Und deswegen war Joaquin in diesem Sinne ein wichtiger Ersatz für ihn. Und dann natürlich Nico: genau wie sein Bruder mag auch er nicht verlieren. Er bringt auch diesen Wettbewerbsgeist mit und durch seine vielen Punkte hat er uns auch offensiv auf ein neues Level gehoben. Die beiden haben uns als Team noch schlagkräftiger gemacht und mit dem Sieg in Ulm haben wir uns gefragt: wenn wir so ein Spiel gewinnen können, können wir dann nicht Jeden schlagen? Wenn wir dieses Energielevel mitbringen und bereit sind, hart zu arbeiten und als Team zu wachsen, können wir etwas bewegen. Von da an starteten wir einen Lauf.
Es lief in der Rückrunde
Genau. Ihr habt vier Siege hintereinander eingefahren. In der Rückrunde waren es insgesamt sieben Siege aus elf Spielen. In der Hinrunde waren es nur drei Siege. Mit dieser starken Performance in der Rückrunde konntet ihr den Playoff-Einzug zementieren. Gegen die haushohen Favoriten aus Wolmirstedt, die anschließend bis ins Halbfinale kamen, habt ihr dann eine solide Leistung abgeliefert und beide Spiele nur knapp verloren. Wie bitter war es dennoch, nicht die nächste Runde erreicht zu haben?

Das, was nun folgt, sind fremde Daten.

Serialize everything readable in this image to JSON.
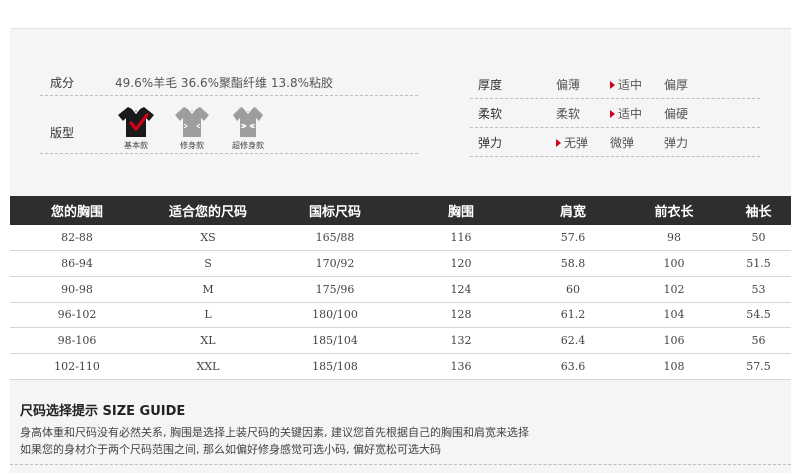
{
  "info": {
    "material_label": "成分",
    "material_value": "49.6%羊毛 36.6%聚酯纤维 13.8%粘胶",
    "fit_label": "版型",
    "fits": [
      {
        "caption": "基本款",
        "icon": "shirt-selected-icon"
      },
      {
        "caption": "修身款",
        "icon": "shirt-slim-icon"
      },
      {
        "caption": "超修身款",
        "icon": "shirt-superslim-icon"
      }
    ]
  },
  "properties": [
    {
      "label": "厚度",
      "options": [
        "偏薄",
        "适中",
        "偏厚"
      ],
      "selected": "适中"
    },
    {
      "label": "柔软",
      "options": [
        "柔软",
        "适中",
        "偏硬"
      ],
      "selected": "适中"
    },
    {
      "label": "弹力",
      "options": [
        "无弹",
        "微弹",
        "弹力"
      ],
      "selected": "无弹"
    }
  ],
  "table": {
    "headers": [
      "您的胸围",
      "适合您的尺码",
      "国标尺码",
      "胸围",
      "肩宽",
      "前衣长",
      "袖长"
    ],
    "rows": [
      [
        "82-88",
        "XS",
        "165/88",
        "116",
        "57.6",
        "98",
        "50"
      ],
      [
        "86-94",
        "S",
        "170/92",
        "120",
        "58.8",
        "100",
        "51.5"
      ],
      [
        "90-98",
        "M",
        "175/96",
        "124",
        "60",
        "102",
        "53"
      ],
      [
        "96-102",
        "L",
        "180/100",
        "128",
        "61.2",
        "104",
        "54.5"
      ],
      [
        "98-106",
        "XL",
        "185/104",
        "132",
        "62.4",
        "106",
        "56"
      ],
      [
        "102-110",
        "XXL",
        "185/108",
        "136",
        "63.6",
        "108",
        "57.5"
      ]
    ]
  },
  "guide": {
    "title": "尺码选择提示 SIZE GUIDE",
    "line1": "身高体重和尺码没有必然关系, 胸围是选择上装尺码的关键因素, 建议您首先根据自己的胸围和肩宽来选择",
    "line2": "如果您的身材介于两个尺码范围之间, 那么如偏好修身感觉可选小码, 偏好宽松可选大码"
  },
  "colors": {
    "header_bg": "#2e2e2e",
    "marker": "#d0021b",
    "check": "#d0021b"
  }
}
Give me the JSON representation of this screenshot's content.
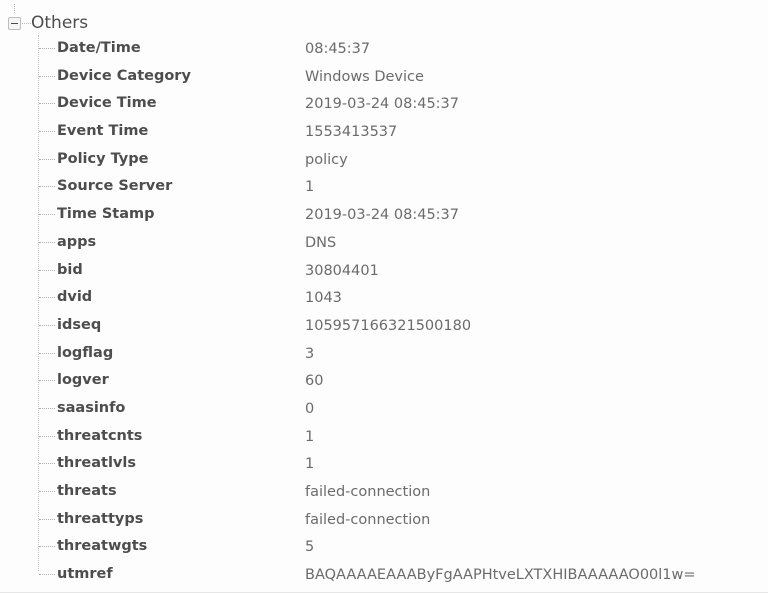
{
  "tree": {
    "root": {
      "label": "Others",
      "toggle_icon": "collapse-minus-icon",
      "expanded": true
    },
    "rows": [
      {
        "label": "Date/Time",
        "value": "08:45:37"
      },
      {
        "label": "Device Category",
        "value": "Windows Device"
      },
      {
        "label": "Device Time",
        "value": "2019-03-24 08:45:37"
      },
      {
        "label": "Event Time",
        "value": "1553413537"
      },
      {
        "label": "Policy Type",
        "value": "policy"
      },
      {
        "label": "Source Server",
        "value": "1"
      },
      {
        "label": "Time Stamp",
        "value": "2019-03-24 08:45:37"
      },
      {
        "label": "apps",
        "value": "DNS"
      },
      {
        "label": "bid",
        "value": "30804401"
      },
      {
        "label": "dvid",
        "value": "1043"
      },
      {
        "label": "idseq",
        "value": "105957166321500180"
      },
      {
        "label": "logflag",
        "value": "3"
      },
      {
        "label": "logver",
        "value": "60"
      },
      {
        "label": "saasinfo",
        "value": "0"
      },
      {
        "label": "threatcnts",
        "value": "1"
      },
      {
        "label": "threatlvls",
        "value": "1"
      },
      {
        "label": "threats",
        "value": "failed-connection"
      },
      {
        "label": "threattyps",
        "value": "failed-connection"
      },
      {
        "label": "threatwgts",
        "value": "5"
      },
      {
        "label": "utmref",
        "value": "BAQAAAAEAAAByFgAAPHtveLXTXHIBAAAAAO00l1w="
      }
    ]
  },
  "colors": {
    "background": "#fdfdfd",
    "label_text": "#4d4d4d",
    "value_text": "#6b6b6b",
    "tree_line": "#c2c2c2"
  }
}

Jessie Miller: Nach dem Sieg im letzten Heimspiel gegen München war klar, dass wir in den Playoffs stehen würden und das ausgemachte Saisonziel erreicht hatten. Aber schon nach dem Spiel in der Kabine haben wir uns gesagt, dass wir mehr wollen, wir wollten in die nächste Runde einziehen. Wolmirstedt hatte zudem Probleme mit Corona und ein oder zwei Spieler, die nicht spielen konnten. Dadurch wurde auch die Reihenfolge der Austragungsorte verändert, sodass wir zuerst zu Hause angetreten sind.
Es wäre sehr wichtig gewesen, das Heimspiel zu gewinnen. Im Auswärtsspiel haben wir eine solide Leistung gezeigt und ein Team, das größer und erfahrener als wir ist, am Rande der Niederlage gehabt. Wir saßen dann im Bus auf dem Nachhauseweg und konnten nicht glauben, dass die Saison jetzt zu Ende sein sollte. Wir wünschten, wir hätten mehr Zeit gehabt. Es ist immer noch bitter darüber zu reden.
Nichtsdestotrotz geht der Blick nun in die Zukunft. Mit Jannis Sonnefeld, Tyreese Blunt und Leon Bulic konnten schon drei wichtige Spieler für die kommende Saison bestätigt werden. Was habt ihr euch für die nächste Spielzeit vorgenommen?
„Wollen Perspektive haben, in die Pro A aufzusteigen“
Jessie Miller: Wir werden versuchen, dort weiterzumachen, wo wir aufgehört haben. Wir versuchen den Kern des Teams zusammenzuhalten, um nicht wieder von vorne anfangen zu müssen. Das Ziel ist natürlich wieder in die Playoffs zu kommen und dann die erste Runde zu überstehen. Wir wollen aber auch die Perspektive haben, in die Pro A aufzusteigen, wenn sich die Möglichkeit ergibt. Wenn wir uns personell gut aufstellen und und den Aufstieg schaffen, wäre das für unsere Kooperation mit Brose Bamberg auch ideal. Jetzt zählt es, den Grundstein dafür zu legen. Wir wollen an Weihnachten nicht wieder im Tabellenkeller stehen. Wir wollen eher in die Spur finden und konstanter spielen.